What translational opportunities might emerge from advanced NPBWR2 research?

As understanding of NPBWR2 biology advances, several promising translational opportunities may emerge. The receptor's potential roles in energy homeostasis suggest applications in metabolic disorders such as obesity or diabetes. Unlike NPY receptor modulators that have shown limited clinical success , NPBWR2-targeted therapies might offer novel mechanisms with potentially different efficacy and side effect profiles.

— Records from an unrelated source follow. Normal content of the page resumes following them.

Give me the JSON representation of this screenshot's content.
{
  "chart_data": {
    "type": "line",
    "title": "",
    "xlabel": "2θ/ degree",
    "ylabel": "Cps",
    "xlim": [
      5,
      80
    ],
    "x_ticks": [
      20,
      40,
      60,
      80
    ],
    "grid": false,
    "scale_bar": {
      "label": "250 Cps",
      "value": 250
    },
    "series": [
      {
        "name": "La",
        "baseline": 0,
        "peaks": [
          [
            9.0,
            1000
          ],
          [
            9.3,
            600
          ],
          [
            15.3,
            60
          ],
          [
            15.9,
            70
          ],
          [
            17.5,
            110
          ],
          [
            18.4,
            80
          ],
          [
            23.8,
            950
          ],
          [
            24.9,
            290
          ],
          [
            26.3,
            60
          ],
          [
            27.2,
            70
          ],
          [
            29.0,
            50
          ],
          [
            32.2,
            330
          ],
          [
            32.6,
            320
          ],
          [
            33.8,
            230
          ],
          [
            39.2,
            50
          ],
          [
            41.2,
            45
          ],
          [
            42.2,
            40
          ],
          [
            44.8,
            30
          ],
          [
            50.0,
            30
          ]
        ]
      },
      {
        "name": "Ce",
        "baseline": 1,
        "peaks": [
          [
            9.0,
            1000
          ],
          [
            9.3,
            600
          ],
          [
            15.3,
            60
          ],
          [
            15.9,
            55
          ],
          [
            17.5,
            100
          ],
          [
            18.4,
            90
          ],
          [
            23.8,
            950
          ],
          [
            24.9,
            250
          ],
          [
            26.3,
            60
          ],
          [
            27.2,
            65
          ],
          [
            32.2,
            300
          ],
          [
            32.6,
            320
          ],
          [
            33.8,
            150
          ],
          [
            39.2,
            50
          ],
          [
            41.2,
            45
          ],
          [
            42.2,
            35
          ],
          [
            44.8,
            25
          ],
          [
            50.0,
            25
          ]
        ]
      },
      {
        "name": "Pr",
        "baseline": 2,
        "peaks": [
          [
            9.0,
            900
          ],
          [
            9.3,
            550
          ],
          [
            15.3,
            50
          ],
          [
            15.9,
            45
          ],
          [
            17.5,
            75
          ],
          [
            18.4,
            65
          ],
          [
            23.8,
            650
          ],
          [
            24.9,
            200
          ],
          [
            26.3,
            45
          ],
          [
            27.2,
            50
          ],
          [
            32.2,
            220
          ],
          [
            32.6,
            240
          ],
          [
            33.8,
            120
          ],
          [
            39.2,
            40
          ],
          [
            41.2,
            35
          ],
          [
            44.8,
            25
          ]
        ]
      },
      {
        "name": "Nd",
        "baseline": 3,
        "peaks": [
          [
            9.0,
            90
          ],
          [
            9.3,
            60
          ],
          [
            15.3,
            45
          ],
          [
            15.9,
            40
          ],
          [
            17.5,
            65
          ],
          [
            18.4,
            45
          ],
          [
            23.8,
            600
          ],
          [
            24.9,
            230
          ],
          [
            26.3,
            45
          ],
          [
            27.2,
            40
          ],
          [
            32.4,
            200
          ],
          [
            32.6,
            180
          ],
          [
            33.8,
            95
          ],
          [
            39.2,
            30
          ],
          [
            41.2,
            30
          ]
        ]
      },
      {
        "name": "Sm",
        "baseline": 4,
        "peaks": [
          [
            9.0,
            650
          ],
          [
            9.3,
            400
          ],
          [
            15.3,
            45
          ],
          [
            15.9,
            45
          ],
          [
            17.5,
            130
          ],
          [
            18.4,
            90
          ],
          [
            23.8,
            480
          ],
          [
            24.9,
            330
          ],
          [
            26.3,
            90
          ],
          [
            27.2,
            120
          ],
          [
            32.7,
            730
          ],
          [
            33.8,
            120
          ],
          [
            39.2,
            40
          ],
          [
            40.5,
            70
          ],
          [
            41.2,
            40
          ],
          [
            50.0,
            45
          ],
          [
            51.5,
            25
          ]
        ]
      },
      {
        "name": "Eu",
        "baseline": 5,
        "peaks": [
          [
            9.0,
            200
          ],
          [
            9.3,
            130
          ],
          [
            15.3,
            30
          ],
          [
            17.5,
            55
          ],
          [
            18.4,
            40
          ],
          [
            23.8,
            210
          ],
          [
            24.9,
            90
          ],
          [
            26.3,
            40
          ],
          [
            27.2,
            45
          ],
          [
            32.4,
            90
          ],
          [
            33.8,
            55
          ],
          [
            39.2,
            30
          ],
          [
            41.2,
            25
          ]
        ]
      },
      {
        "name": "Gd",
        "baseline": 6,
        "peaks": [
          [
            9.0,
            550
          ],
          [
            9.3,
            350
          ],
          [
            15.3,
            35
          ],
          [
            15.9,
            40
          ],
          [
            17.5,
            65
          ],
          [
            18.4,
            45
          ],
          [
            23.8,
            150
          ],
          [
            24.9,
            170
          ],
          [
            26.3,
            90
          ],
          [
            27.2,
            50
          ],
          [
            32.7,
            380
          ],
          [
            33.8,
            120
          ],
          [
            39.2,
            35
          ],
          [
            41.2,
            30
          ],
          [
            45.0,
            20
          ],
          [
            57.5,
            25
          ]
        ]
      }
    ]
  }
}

The involvement of the NPB/NPW system in pain modulation suggests potential applications in pain management. Given the current opioid crisis, non-opioid analgesics represent a critical unmet medical need. If NPBWR2 modulators can affect pain perception through mechanisms distinct from opioid receptors, they might offer analgesic benefits without the risks of addiction and respiratory depression associated with opioids.

The primate-specific expression of NPBWR2 suggests it may have evolved to serve specialized functions in human physiology or behavior. Understanding these functions could reveal unexpected therapeutic applications in neuropsychiatric conditions or stress-related disorders that particularly affect humans.